Could you please advise me with the below.
My family has to leave Abu Dhabi in June or July (go back to South Korea) as my father will be working in South Korea. But, I want to finish my IB Diploma at my current school. The problem is the student visa as my current sponsor is my father and it will be expired when he leaves UAE. 
My plan is to live in Abu Dhabi alone in a one-bed room or a room in a villa until I finish IB.
My DOB is 3/Apr/1998 which means I’m turning 19 next week and I will be 20 when I graduate my school and I heard that ADEC sponsors (student visa) the students over 18 or above. 
In last May I also paid 5000 dhs deposit to the visa centre as I am 18 and they said that I will get it back when I leave UAE.

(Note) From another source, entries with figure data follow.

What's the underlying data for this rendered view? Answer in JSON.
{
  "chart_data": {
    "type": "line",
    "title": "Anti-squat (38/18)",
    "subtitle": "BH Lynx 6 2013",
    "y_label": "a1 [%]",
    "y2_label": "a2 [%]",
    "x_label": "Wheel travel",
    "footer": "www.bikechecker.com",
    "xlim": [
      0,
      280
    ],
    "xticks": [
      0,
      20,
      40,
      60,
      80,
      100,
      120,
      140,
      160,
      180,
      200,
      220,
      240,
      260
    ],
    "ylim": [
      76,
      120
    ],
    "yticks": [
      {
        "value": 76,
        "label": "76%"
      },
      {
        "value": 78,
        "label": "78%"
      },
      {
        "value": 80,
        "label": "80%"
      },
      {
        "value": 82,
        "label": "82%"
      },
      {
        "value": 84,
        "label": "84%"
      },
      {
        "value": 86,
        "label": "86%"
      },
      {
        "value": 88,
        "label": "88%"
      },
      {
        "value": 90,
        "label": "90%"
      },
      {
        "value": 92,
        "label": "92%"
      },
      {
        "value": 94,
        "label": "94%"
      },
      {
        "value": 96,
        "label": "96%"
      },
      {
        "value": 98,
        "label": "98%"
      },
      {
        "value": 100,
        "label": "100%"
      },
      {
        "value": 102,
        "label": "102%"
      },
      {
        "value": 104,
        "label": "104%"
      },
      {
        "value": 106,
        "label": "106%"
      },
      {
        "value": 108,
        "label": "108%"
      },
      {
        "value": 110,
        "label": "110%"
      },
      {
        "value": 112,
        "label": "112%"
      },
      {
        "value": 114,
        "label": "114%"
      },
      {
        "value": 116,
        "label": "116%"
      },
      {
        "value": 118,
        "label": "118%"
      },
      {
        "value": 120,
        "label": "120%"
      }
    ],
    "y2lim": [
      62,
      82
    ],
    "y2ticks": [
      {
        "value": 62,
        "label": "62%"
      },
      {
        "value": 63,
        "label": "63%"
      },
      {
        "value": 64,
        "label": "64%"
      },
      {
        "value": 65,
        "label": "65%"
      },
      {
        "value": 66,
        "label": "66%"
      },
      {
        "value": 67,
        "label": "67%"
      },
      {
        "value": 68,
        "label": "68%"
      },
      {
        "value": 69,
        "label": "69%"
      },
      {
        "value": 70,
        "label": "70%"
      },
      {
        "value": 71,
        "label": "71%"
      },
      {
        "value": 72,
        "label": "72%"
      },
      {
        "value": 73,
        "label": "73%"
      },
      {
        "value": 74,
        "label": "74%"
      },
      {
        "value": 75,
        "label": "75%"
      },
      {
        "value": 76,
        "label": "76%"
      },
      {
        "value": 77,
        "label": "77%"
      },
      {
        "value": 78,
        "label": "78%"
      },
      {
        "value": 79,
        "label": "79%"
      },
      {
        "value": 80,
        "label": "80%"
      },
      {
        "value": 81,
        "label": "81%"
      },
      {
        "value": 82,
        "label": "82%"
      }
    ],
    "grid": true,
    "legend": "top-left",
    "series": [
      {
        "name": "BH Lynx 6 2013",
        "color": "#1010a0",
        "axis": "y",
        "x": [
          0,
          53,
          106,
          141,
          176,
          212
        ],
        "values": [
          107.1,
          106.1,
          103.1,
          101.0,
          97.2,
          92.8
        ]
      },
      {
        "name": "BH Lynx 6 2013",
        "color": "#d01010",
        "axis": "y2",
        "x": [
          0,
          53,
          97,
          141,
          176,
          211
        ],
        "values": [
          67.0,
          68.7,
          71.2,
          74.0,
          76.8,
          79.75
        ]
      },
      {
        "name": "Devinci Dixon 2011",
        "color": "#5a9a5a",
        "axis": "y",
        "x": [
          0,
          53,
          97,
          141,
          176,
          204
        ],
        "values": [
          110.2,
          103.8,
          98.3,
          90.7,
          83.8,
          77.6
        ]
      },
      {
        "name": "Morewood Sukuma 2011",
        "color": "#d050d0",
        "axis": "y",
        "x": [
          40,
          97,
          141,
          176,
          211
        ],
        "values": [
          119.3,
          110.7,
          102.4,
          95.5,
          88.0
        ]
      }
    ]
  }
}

So, how do I get the student visa sponsorship from ADEC? 
Do I have to get it before I turn 19?
Is it also applied to the ‘high school students living alone’?
How much does it cost?
Do I have to renew it every year?
Can I get the money back when I leave UAE even if the sponsor has changed?

Thank you very much


----------



## rsinner (Feb 3, 2009)

Your situation is not very common so you are unlikely to get responses on the forum. 

Can your school not assist you?


----------